On the topic of cheese, I had some of the nastiest cheese I've ever had this morning. Occasional adventures in food have their pitfalls.

Academic secretaries are often amazing. The CS department's main office's secretary (who has a name, but I don't particularly want google to glue this entry to her) knows my name, the department I came from, when I have mail (offhand), and plenty of other details about me (and presumably everyone else in the department - I doubt I'm special). If I had that job, I'm sure people would get kind of tired of "who are you again?" the first 30 times they saw me. I suppose I can understand it by way of analogy of people not understanding how geeks can cuddle up in bed with ORA's Sendmail book or political philosophy geeks with Rawls' Theory of Justice, but it's still amazing. Tangent:

Computer Science has, more or less, a canon of classic works that people should theoretically know and have read to be well-versed in the field. Donald Knuth of Stanford has the distinction of having written what is probably the most-accepted part of that canon.

My primary education, despite numerous other interests and fields I've picked up parts of, was in Computer Science - I'm wondering what the canon-cloud is for other fields - for Maths, would Principia Mathematica (Bertrand Russel's) still be part of it or would the work on rebasing maths on new foundations have "obsoleted" it? Similarly, is the actual Principia Mathematica (Newton's) still canon for classic physics? It might be that we no longer need a canon for some fields, or perhaps we're between canons and new ones will emerge out of the growing embrace of managed-wikis by the educational sector. How much are canons about emotional security/tradition?

"Secant and you shall receive" would make a nice T-shirt.


Nobody, except perhaps for philosophical logicians or those who study the history of ideas, should feel compelled to read Russell & Whitehead's "Principia Mathematica".

Mathematicians don't have a canon.
tut tut... If you don't familiarise yourself with the philosophy of something, you don't really know what you're doing[1][2] :)

[1] To actually state this well would require a lot of qualifiers and nuances
[2] Even though good work can result from people who don't understand the big picture, e.g. scientists who never study the classic positions/debates in philosophy of science. They're still ignorant of something they should know though.
you seem to be equating "philosophy of X" with "the big picture of X". But in many cases (and this is one) philosophy of math is about the small picture.

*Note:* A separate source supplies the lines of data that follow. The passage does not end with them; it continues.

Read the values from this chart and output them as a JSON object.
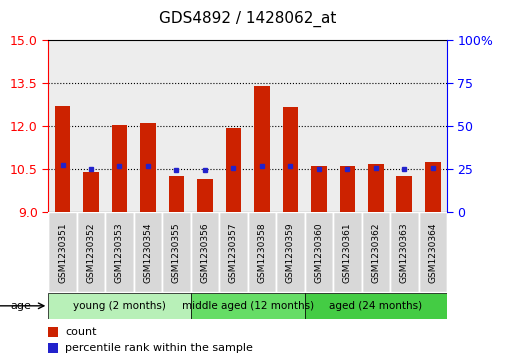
{
  "title": "GDS4892 / 1428062_at",
  "samples": [
    "GSM1230351",
    "GSM1230352",
    "GSM1230353",
    "GSM1230354",
    "GSM1230355",
    "GSM1230356",
    "GSM1230357",
    "GSM1230358",
    "GSM1230359",
    "GSM1230360",
    "GSM1230361",
    "GSM1230362",
    "GSM1230363",
    "GSM1230364"
  ],
  "count_values": [
    12.7,
    10.4,
    12.05,
    12.1,
    10.25,
    10.15,
    11.95,
    13.4,
    12.65,
    10.6,
    10.6,
    10.7,
    10.25,
    10.75
  ],
  "percentile_values": [
    10.65,
    10.5,
    10.62,
    10.63,
    10.48,
    10.47,
    10.55,
    10.63,
    10.63,
    10.52,
    10.5,
    10.55,
    10.5,
    10.55
  ],
  "y_min": 9,
  "y_max": 15,
  "y_ticks_left": [
    9,
    10.5,
    12,
    13.5,
    15
  ],
  "y_ticks_right_vals": [
    0,
    25,
    50,
    75,
    100
  ],
  "y_ticks_right_labels": [
    "0",
    "25",
    "50",
    "75",
    "100%"
  ],
  "bar_color": "#cc2200",
  "percentile_color": "#2222cc",
  "sample_cell_color": "#d8d8d8",
  "groups": [
    {
      "label": "young (2 months)",
      "start": 0,
      "end": 5,
      "color": "#b8f0b8"
    },
    {
      "label": "middle aged (12 months)",
      "start": 5,
      "end": 9,
      "color": "#66dd66"
    },
    {
      "label": "aged (24 months)",
      "start": 9,
      "end": 14,
      "color": "#44cc44"
    }
  ],
  "age_label": "age",
  "legend_count_label": "count",
  "legend_pct_label": "percentile rank within the sample",
  "title_fontsize": 11,
  "axis_tick_fontsize": 9,
  "bar_width": 0.55
}
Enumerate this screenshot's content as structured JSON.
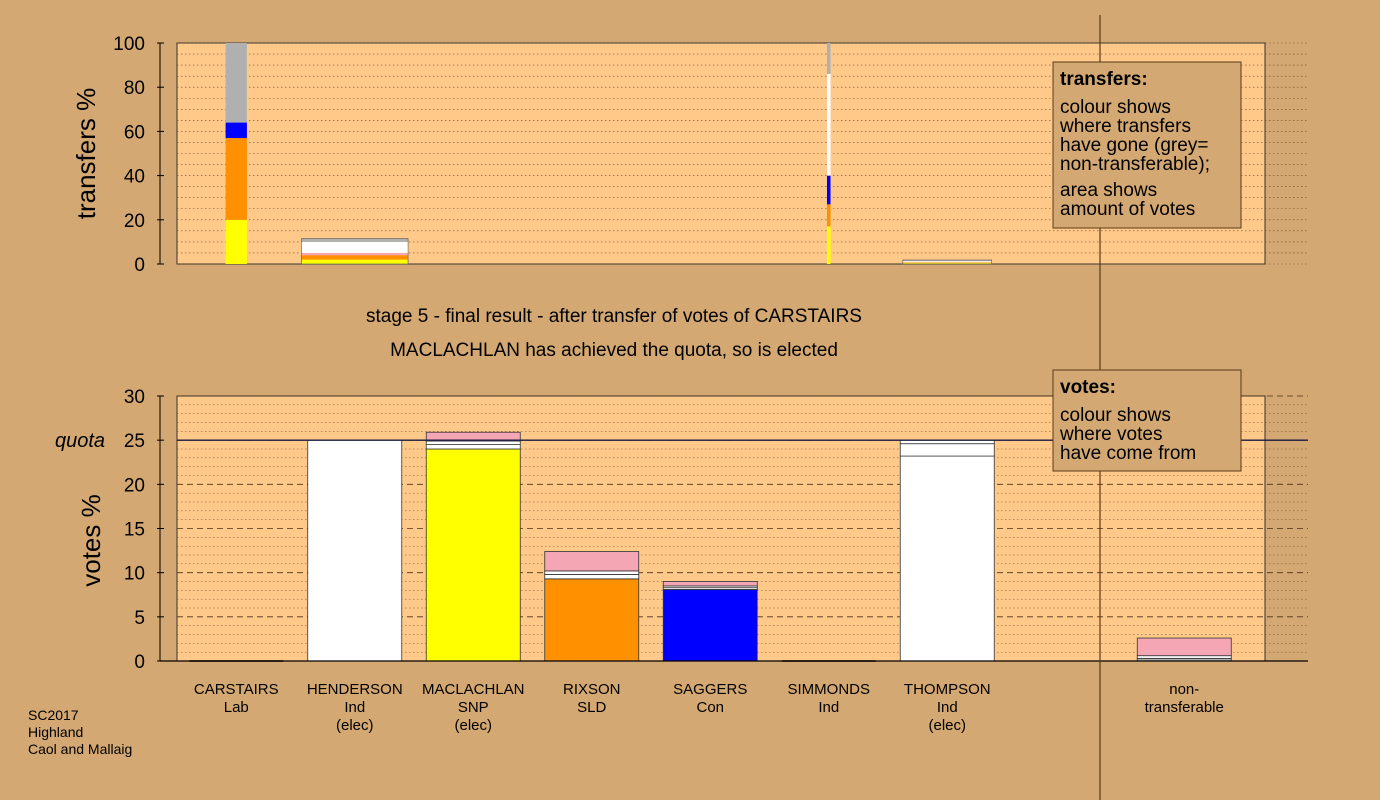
{
  "stage_title": "stage 5 - final result - after transfer of votes of CARSTAIRS",
  "stage_subtitle": "MACLACHLAN has achieved the quota, so is elected",
  "footer": [
    "SC2017",
    "Highland",
    "Caol and Mallaig"
  ],
  "legend_transfers": {
    "title": "transfers:",
    "lines": [
      "colour shows",
      "where transfers",
      "have gone (grey=",
      "non-transferable);",
      "area shows",
      "amount of votes"
    ]
  },
  "legend_votes": {
    "title": "votes:",
    "lines": [
      "colour shows",
      "where votes",
      "have come from"
    ]
  },
  "colors": {
    "background": "#d4a872",
    "plot_bg": "#ffc98a",
    "Lab": "#f4a6b5",
    "Ind": "#ffffff",
    "SNP": "#ffff00",
    "SLD": "#ff9000",
    "Con": "#0000ff",
    "nontransferable": "#b0b0b0"
  },
  "chart_data": [
    {
      "type": "bar",
      "stacked": true,
      "ylabel": "transfers %",
      "ylim": [
        0,
        100
      ],
      "yticks": [
        0,
        20,
        40,
        60,
        80,
        100
      ],
      "bars": [
        {
          "position": 0,
          "width_rel": 0.18,
          "segments": [
            {
              "party": "SNP",
              "value": 20
            },
            {
              "party": "SLD",
              "value": 37
            },
            {
              "party": "Con",
              "value": 7
            },
            {
              "party": "nontransferable",
              "value": 36
            }
          ]
        },
        {
          "position": 1,
          "width_rel": 0.9,
          "segments": [
            {
              "party": "SNP",
              "value": 2
            },
            {
              "party": "SLD",
              "value": 2
            },
            {
              "party": "Lab",
              "value": 1
            },
            {
              "party": "Ind",
              "value": 5
            },
            {
              "party": "nontransferable",
              "value": 1.5
            }
          ]
        },
        {
          "position": 5,
          "width_rel": 0.03,
          "segments": [
            {
              "party": "SNP",
              "value": 17
            },
            {
              "party": "SLD",
              "value": 10
            },
            {
              "party": "Con",
              "value": 13
            },
            {
              "party": "Ind",
              "value": 46
            },
            {
              "party": "nontransferable",
              "value": 14
            }
          ]
        },
        {
          "position": 6,
          "width_rel": 0.75,
          "segments": [
            {
              "party": "SNP",
              "value": 0.4
            },
            {
              "party": "SLD",
              "value": 0.3
            },
            {
              "party": "Ind",
              "value": 0.6
            },
            {
              "party": "nontransferable",
              "value": 0.5
            }
          ]
        }
      ]
    },
    {
      "type": "bar",
      "stacked": true,
      "ylabel": "votes %",
      "ylim": [
        0,
        30
      ],
      "yticks": [
        0,
        5,
        10,
        15,
        20,
        25,
        30
      ],
      "quota": {
        "label": "quota",
        "value": 25
      },
      "categories": [
        {
          "name": "CARSTAIRS",
          "party": "Lab",
          "note": ""
        },
        {
          "name": "HENDERSON",
          "party": "Ind",
          "note": "(elec)"
        },
        {
          "name": "MACLACHLAN",
          "party": "SNP",
          "note": "(elec)"
        },
        {
          "name": "RIXSON",
          "party": "SLD",
          "note": ""
        },
        {
          "name": "SAGGERS",
          "party": "Con",
          "note": ""
        },
        {
          "name": "SIMMONDS",
          "party": "Ind",
          "note": ""
        },
        {
          "name": "THOMPSON",
          "party": "Ind",
          "note": "(elec)"
        },
        {
          "name": "",
          "party": "",
          "note": ""
        },
        {
          "name": "non-",
          "party": "transferable",
          "note": ""
        }
      ],
      "bars": [
        {
          "position": 0,
          "segments": []
        },
        {
          "position": 1,
          "segments": [
            {
              "party": "Ind",
              "value": 25
            }
          ]
        },
        {
          "position": 2,
          "segments": [
            {
              "party": "SNP",
              "value": 24
            },
            {
              "party": "Ind",
              "value": 0.5
            },
            {
              "party": "Ind",
              "value": 0.4
            },
            {
              "party": "Lab",
              "value": 1
            }
          ]
        },
        {
          "position": 3,
          "segments": [
            {
              "party": "SLD",
              "value": 9.3
            },
            {
              "party": "Ind",
              "value": 0.5
            },
            {
              "party": "Ind",
              "value": 0.4
            },
            {
              "party": "Lab",
              "value": 2.2
            }
          ]
        },
        {
          "position": 4,
          "segments": [
            {
              "party": "Con",
              "value": 8.1
            },
            {
              "party": "Ind",
              "value": 0.2
            },
            {
              "party": "Ind",
              "value": 0.2
            },
            {
              "party": "Lab",
              "value": 0.5
            }
          ]
        },
        {
          "position": 5,
          "segments": []
        },
        {
          "position": 6,
          "segments": [
            {
              "party": "Ind",
              "value": 23.2
            },
            {
              "party": "Ind",
              "value": 1.4
            },
            {
              "party": "Ind",
              "value": 0.4
            }
          ]
        },
        {
          "position": 8,
          "segments": [
            {
              "party": "nontransferable",
              "value": 0.3
            },
            {
              "party": "Ind",
              "value": 0.3
            },
            {
              "party": "Lab",
              "value": 2
            }
          ]
        }
      ]
    }
  ]
}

I'm about as formalistic as they come (although I'm not really a mathematician), and yet I'm perfectly ok with mathematicians who are completely ignorant of foundations.
I'm not talking about formalism - while formalism has some value, it's not always good and I think a premature focus on it can hamper deep understanding (especially in the sciences). Constraining one's notion of science too tightly to easily formalised, clean models is a great intellectual sin - it's coming to the universe with sketches on how it should be and asking it to complete the story - that's not good science. Being able to situate what one thinks one knows into the broader scheme of things, and understand its roots and where people disagree about those types of roots is the point, not pretending that some line of arguments is blessed because it follows certain aesthetic/functional constraints. One doesn't need necessarily to constantly follow the philosophy under any science or math, or even take a great interest in it, but being ignorant of it (or worse, to pretend its issues of contention don't exist/are meaningless and everything is simple, clean, and universally agreed upon beneath) is laughable for anyone who would call themself knowledgable in a field.
<< but being ignorant of it is laughable for anyone who would call themself knowledgable in a field. >>

I'd certainly find such a person boring and almost certainly intellectually sterile.
But they would be perfectly capable of producing good math, and possibly good at teaching it too.
Concur. I would not consider them to have a through understanding though.